The smiles as people left were wide. The energy was palpable. After just a couple of months of worshiping together, the people from different churches are already becoming a community.

“This is real. These people astound me,” Easley said, adding that he has been in ministry for 53 years and has never seen anything like this. Many of those present have been involved in key leadership positions at their former churches, which has been immensely helpful, he said.

Before the service, George Hill, formerly at Florence, was greeting people at the door with a big smile and a hearty welcome. He’s excited about the possibilities of The Gathering.

“We saw this as an opportunity to remain United Methodist,” he said. “It’s a great opportunity to start a new church in Northern Kentucky.”

Asked how he was doing given all that’s been going on, he acknowledged that people need time to heal. But he also said that friends whom we disagree with on some things can remain friends.

Hill said he and his wife, Barbara, were members at Florence for nine years after moving from the Dayton, Ohio, area, and church was an important part of their lives as they raised their three children, the youngest of whom is now 40. Hill said his mother-in-law only had one thing she insisted on: that the children be raised in a church.

“I think this is really a good group,” he said, adding that two of the key challenges will be to attract young people and to prioritize mission work. He is confident that they will be able to “build a really spiritual and healthy community.”

Sharyn Oliver, David Oliver’s wife, was making sure people signed in as they arrived for worship. “It’s exciting. God is really moving to put all the pieces together. It’s a strong group,” she said.
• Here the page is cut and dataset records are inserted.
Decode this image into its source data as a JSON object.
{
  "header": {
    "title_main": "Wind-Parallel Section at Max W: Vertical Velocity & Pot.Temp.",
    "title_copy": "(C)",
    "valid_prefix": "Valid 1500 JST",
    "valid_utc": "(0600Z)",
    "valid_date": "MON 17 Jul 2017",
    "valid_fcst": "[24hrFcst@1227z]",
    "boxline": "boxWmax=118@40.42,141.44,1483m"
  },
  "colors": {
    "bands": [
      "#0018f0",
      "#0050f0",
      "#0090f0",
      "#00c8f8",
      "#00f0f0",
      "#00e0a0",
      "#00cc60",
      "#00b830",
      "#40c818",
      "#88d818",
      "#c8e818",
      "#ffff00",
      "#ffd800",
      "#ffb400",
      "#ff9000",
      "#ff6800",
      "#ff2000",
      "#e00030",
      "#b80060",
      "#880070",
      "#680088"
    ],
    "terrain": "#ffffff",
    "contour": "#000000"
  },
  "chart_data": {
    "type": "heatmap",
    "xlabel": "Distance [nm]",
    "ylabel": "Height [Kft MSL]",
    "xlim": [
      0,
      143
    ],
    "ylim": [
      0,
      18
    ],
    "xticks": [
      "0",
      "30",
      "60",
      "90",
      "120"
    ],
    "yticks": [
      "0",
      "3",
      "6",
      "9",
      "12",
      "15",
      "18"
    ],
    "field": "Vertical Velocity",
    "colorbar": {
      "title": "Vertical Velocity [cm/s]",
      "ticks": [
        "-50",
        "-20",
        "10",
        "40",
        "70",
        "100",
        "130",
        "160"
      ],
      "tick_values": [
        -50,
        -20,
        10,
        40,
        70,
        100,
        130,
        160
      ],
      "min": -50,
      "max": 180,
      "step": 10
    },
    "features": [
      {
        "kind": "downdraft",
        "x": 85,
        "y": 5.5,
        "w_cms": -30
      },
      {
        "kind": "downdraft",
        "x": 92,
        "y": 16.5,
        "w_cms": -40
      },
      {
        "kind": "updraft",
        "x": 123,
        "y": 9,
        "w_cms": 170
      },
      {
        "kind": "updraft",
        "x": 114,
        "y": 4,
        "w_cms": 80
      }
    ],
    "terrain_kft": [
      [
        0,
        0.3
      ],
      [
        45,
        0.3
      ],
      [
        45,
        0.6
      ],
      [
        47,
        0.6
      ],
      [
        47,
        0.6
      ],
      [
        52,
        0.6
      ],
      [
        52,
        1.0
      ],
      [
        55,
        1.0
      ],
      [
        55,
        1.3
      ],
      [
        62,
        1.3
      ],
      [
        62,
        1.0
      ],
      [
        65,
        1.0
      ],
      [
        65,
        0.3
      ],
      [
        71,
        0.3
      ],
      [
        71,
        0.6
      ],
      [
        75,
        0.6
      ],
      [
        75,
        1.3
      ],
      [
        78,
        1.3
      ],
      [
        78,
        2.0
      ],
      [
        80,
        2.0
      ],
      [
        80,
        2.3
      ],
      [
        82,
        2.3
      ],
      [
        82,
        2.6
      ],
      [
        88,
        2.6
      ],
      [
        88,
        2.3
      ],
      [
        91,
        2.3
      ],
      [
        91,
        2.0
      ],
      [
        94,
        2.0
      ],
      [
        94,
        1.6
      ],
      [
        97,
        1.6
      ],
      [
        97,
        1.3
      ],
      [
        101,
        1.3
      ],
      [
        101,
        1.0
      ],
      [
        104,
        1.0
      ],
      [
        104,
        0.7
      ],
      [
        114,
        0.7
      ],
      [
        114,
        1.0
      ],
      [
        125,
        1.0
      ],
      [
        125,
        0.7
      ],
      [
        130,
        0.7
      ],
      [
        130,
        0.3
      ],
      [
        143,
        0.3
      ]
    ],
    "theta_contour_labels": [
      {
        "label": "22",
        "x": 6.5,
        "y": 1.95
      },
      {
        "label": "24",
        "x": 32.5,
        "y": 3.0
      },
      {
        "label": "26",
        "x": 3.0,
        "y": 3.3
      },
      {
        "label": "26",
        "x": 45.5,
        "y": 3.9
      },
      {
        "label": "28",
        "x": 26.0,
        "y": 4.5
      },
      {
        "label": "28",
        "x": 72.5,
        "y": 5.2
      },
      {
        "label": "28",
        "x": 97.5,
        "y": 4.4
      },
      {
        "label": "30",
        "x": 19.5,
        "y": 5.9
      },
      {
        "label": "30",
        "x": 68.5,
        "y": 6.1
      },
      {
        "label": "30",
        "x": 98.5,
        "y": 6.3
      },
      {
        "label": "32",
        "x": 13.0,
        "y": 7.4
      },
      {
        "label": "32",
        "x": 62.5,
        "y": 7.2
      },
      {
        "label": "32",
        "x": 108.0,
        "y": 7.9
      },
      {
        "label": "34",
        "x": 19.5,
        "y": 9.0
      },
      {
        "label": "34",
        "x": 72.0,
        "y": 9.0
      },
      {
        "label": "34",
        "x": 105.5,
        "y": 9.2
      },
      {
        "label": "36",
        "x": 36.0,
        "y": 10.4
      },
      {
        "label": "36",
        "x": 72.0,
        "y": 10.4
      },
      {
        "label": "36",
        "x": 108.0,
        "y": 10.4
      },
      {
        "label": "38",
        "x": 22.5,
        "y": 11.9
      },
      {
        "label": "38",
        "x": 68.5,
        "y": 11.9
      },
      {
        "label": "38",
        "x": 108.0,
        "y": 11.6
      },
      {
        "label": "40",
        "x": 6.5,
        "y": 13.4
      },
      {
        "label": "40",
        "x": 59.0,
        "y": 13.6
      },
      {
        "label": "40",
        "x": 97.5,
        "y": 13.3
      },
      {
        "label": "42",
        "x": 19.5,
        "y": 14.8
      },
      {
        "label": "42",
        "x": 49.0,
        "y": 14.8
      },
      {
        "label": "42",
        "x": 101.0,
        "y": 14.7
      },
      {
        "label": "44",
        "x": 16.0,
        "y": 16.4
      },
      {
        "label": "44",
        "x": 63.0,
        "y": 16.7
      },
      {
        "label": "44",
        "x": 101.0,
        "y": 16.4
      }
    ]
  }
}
“It was very spontaneous” the way The Gathering came together less than a month after the disaffiliation vote at Florence, she said, echoing others in noting the energy and enthusiasm.

The Rev. Shannon Boaz, superintendent of the Northern Kentucky District, has worshipped with them some weeks and was there Sunday with her husband, David, and their children, Natalie, 16, and Thomas, 14.

She said that even before the disaffiliation votes, Bishop Leonard Fairley, the KY Annual Conference Appointive Cabinet and the Conference NCD team knew they would need a new faith community in Northern Kentucky, and she is grateful that Easley and Oliver were willing to help form it. The week before Palm Sunday, the district held a gathering at Vine & Branches, the Wesley Foundation at Northern Kentucky University, to plan logistics. The next week, they met for worship and drew 72 people.

“It was not going to wait till July,” Boaz said.

Bickerton made a similar point after the service: “This is not a remnant. This is a flower that’s been planted. This is new life, new possibilities.”